'The Great British Baking Show' Season 7 Episode 5 Recap: Roaring 20s Week
American viewers may not know this, but The Great British Baking Show started partly as a history program. The initial first season (which never aired here in the U.S.) was one-part baking contest, one-part fundraising initiative, and one-part "history of baking." It wasn't just Bread Week because that's what the contestants were baking. The tent was also located at a historical landmark in a city known for its bread, while Sue and Mel (famous for the food history program The Supersizers Go...) visited factories in town that had supplied England's population with bread since the 9th century, 200 years before William the Conqueror.

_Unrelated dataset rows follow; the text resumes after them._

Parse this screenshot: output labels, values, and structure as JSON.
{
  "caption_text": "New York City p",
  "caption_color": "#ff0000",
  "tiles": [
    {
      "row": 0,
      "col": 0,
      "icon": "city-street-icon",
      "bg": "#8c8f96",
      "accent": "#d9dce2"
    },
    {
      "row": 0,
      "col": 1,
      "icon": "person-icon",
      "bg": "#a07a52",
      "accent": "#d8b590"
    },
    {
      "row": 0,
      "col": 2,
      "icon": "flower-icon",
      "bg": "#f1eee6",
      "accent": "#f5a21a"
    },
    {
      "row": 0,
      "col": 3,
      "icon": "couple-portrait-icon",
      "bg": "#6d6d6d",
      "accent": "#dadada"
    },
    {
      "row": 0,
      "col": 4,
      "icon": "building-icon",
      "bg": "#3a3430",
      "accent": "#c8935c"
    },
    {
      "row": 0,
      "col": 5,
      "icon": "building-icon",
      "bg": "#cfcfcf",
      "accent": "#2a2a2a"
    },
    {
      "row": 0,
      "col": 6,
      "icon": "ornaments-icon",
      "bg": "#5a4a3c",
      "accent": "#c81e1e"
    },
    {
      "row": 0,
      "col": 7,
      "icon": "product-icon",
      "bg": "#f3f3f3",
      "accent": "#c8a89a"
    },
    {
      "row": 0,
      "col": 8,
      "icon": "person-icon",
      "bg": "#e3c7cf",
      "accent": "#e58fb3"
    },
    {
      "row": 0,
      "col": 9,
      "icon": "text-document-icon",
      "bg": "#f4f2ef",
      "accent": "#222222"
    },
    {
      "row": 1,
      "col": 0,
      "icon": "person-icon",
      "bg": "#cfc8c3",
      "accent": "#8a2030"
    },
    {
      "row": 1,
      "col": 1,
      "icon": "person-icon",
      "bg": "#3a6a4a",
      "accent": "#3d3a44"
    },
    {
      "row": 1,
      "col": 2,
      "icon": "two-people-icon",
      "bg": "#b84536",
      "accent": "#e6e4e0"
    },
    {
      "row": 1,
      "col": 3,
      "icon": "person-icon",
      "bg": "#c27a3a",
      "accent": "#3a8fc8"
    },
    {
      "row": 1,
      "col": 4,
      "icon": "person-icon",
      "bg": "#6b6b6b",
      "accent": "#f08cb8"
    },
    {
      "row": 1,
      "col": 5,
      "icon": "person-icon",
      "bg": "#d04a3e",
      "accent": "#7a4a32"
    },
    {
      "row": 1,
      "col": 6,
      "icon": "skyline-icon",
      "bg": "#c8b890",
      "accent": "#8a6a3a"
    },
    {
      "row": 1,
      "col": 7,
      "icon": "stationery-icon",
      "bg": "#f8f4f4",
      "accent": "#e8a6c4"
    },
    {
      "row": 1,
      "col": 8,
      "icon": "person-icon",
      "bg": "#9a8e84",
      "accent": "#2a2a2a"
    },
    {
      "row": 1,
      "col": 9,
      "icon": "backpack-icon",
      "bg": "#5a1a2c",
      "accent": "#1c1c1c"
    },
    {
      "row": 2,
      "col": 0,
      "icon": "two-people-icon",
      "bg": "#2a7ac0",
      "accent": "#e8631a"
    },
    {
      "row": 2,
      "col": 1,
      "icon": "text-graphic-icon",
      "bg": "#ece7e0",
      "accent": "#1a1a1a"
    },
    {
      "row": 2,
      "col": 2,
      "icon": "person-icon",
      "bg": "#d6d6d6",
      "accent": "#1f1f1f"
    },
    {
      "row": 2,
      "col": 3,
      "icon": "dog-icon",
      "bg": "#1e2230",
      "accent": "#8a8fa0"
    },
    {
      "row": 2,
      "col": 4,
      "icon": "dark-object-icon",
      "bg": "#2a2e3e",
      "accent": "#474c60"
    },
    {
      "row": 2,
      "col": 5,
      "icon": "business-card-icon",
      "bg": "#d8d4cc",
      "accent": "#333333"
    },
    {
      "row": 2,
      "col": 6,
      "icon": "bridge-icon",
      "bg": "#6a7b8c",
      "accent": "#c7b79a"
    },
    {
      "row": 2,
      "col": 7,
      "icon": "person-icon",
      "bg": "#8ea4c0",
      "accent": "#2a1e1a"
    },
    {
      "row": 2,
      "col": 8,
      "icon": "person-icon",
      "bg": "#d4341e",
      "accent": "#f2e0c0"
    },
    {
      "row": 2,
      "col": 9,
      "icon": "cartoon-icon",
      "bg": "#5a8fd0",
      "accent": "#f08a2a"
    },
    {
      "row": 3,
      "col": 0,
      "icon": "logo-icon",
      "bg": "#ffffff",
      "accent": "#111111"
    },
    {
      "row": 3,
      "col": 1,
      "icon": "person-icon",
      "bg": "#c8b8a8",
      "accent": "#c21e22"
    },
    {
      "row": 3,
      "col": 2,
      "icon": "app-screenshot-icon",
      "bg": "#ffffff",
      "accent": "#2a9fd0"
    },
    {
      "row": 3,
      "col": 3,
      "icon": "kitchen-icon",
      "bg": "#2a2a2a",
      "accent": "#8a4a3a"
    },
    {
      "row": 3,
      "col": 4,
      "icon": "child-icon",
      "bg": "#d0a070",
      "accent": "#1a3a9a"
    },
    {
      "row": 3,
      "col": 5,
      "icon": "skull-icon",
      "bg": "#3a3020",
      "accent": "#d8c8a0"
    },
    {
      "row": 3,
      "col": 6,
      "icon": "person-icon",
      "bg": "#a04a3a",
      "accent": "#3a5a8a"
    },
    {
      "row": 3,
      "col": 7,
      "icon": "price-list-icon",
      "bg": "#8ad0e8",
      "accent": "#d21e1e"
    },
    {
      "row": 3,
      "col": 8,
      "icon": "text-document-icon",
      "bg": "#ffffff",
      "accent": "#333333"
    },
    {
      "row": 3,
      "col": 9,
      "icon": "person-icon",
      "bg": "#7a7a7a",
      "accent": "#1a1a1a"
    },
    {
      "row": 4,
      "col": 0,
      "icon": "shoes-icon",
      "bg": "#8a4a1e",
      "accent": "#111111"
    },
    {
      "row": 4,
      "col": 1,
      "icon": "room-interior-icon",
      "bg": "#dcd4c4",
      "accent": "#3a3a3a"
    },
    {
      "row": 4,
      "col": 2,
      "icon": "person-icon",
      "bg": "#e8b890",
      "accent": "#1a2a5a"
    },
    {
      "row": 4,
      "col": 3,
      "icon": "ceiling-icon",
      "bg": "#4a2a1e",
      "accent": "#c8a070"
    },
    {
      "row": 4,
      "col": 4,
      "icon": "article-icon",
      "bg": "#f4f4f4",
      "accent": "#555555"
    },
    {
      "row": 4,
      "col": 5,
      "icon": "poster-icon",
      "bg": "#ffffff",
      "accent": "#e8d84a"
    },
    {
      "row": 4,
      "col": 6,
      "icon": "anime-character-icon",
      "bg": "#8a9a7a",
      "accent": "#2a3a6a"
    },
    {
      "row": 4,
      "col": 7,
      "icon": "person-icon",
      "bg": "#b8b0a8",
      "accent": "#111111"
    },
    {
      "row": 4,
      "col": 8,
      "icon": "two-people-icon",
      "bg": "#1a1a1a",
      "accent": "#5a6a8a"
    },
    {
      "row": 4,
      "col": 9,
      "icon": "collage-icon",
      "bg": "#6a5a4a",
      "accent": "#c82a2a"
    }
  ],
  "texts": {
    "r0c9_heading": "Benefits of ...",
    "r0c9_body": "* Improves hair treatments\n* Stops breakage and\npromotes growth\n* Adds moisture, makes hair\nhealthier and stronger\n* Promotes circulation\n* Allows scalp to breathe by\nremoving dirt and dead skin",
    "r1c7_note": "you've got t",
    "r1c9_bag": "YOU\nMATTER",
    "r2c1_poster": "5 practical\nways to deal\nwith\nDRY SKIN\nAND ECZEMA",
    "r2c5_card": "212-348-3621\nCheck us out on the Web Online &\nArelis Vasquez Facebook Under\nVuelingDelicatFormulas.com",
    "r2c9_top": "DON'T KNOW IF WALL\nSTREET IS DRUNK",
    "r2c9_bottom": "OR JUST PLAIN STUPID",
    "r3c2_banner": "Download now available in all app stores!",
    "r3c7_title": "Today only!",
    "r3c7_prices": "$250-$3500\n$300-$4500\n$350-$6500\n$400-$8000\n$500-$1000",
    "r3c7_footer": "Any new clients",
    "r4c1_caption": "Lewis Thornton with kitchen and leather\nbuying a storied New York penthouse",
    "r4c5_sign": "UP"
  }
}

By the time the show reached the U.S., these had reduced to a single five-minute segment, which PBS edited out, airing it as bonus footage at the end of the program. When the show moved to Channel 4, Sue and Mel walked, and those segments left with them. But by then, the show had a new way to fold in baking history, after the wild success of "Victorian Week" in Season 6 (Season 3 for us). Welcome to the Roaring 20s, GBBO's tribute to Downton Abbey.
(The show never mentions Downton, but the timing of the episode coinciding with the movie's release isn't an accident. Especially since before this, Historical Baking Week always fell just before the Quarter Finals or was the Quarter Final, while this is far earlier, when bakers who will not be able to manage are still here.)